Alongside constant degradation and racist cop brutality is the economic hopelessness facing many minority youth. Black lives manifestly do not matter to the tiny class of exploiters who own and run Britain. With the bourgeoisie having gutted much of Britain’s industrial base, large swaths of the minority populations are consigned to dead-end, low wage jobs. Black workers earn up to 20 per cent less on average than do whites with comparable qualifications; black and Asian people are unemployed at double the rate for whites.
The workers and oppressed throughout these isles — black, Asian, white; immigrant and native-born; English, Irish, Scottish and Welsh — share a common interest in opposing capitalist exploitation and racist oppression. Rage against the rampaging cops must be turned into a struggle against the social order they defend — a struggle to make the working class the rulers of a new society. As we noted in the aftermath of the whitewash inquiry into the police cover-up of the racist killing of Stephen Lawrence: “Racial minorities are not defenceless victims of racist injustice, they are a vital component of the proletariat which has the social power to bring down the rotten system of capitalist exploitation and oppression. The fight against racial oppression can only be advanced through social struggle welding together the defence of minorities with the struggle of the working class as a whole against the capitalist system” (“For workers revolution to overthrow racist capitalism”, Workers Hammer no 167, March/April 1999).
The essential factor in leading such struggles to a successful conclusion is a multiethnic revolutionary workers party modelled on the Bolshevik party, which led the proletariat to power in Russia 100 years ago.

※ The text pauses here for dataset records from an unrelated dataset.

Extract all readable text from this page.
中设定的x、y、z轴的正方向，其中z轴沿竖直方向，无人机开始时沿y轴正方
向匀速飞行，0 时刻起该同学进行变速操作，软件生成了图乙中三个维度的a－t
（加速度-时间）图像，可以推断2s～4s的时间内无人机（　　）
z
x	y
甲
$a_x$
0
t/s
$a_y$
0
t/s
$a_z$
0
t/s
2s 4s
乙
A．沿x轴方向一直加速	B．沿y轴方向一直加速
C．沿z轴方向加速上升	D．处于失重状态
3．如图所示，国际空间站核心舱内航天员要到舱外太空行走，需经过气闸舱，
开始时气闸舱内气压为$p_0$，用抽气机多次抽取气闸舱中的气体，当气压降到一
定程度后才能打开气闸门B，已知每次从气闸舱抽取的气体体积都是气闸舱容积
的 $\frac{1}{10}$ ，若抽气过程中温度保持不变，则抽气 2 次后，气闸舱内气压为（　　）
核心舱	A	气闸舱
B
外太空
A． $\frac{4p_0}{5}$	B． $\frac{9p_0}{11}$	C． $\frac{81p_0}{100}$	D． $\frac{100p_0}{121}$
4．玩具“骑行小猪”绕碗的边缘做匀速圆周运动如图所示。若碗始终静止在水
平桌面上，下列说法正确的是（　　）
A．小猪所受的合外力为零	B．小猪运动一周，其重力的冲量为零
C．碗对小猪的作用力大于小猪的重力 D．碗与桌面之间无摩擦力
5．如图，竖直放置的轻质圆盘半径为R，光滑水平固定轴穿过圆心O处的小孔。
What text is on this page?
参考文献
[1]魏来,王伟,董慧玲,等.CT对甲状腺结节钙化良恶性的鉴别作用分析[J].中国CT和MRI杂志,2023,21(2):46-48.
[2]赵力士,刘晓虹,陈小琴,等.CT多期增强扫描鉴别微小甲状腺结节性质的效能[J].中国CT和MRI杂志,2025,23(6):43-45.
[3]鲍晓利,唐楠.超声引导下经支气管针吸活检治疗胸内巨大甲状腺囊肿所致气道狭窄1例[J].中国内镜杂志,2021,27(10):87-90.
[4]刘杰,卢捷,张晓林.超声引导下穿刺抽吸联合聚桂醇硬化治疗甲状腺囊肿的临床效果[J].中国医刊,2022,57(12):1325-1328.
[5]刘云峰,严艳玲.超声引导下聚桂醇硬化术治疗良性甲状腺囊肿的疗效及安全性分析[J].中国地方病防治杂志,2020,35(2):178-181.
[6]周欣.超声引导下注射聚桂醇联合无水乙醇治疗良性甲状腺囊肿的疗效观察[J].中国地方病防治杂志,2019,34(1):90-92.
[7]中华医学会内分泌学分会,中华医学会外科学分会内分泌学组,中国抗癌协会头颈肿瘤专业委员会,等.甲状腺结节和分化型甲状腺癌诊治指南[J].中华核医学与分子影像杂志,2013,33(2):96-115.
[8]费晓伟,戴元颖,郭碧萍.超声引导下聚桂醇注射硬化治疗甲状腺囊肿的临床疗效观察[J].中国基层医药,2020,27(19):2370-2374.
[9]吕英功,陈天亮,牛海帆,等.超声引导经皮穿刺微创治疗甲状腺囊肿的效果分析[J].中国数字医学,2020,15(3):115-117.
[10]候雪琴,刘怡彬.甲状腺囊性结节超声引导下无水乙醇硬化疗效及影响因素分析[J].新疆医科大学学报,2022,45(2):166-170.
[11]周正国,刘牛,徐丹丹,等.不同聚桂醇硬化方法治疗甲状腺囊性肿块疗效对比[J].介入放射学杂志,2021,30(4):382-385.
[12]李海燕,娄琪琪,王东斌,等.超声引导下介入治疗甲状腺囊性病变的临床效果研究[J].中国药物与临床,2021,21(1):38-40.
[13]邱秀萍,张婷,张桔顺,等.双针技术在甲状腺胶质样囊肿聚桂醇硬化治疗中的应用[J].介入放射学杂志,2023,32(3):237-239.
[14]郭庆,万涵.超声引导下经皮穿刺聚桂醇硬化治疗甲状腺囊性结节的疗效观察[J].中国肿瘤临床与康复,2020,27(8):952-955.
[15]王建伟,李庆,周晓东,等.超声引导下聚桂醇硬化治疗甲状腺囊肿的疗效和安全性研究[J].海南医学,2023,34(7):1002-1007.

We seek to build such a party, which will be what Bolshevik leader VI Lenin called the “tribune of the people, who is able to react to every manifestation of tyranny and oppression”. In fighting against every instance of racial oppression as part of the fight for workers rule, the revolutionary party will memorialise on its banners the names of Rashan Charles, Edson Da Costa, Darren Cumberbatch, Mark Duggan and the legions of others killed at the hands of the capitalist state.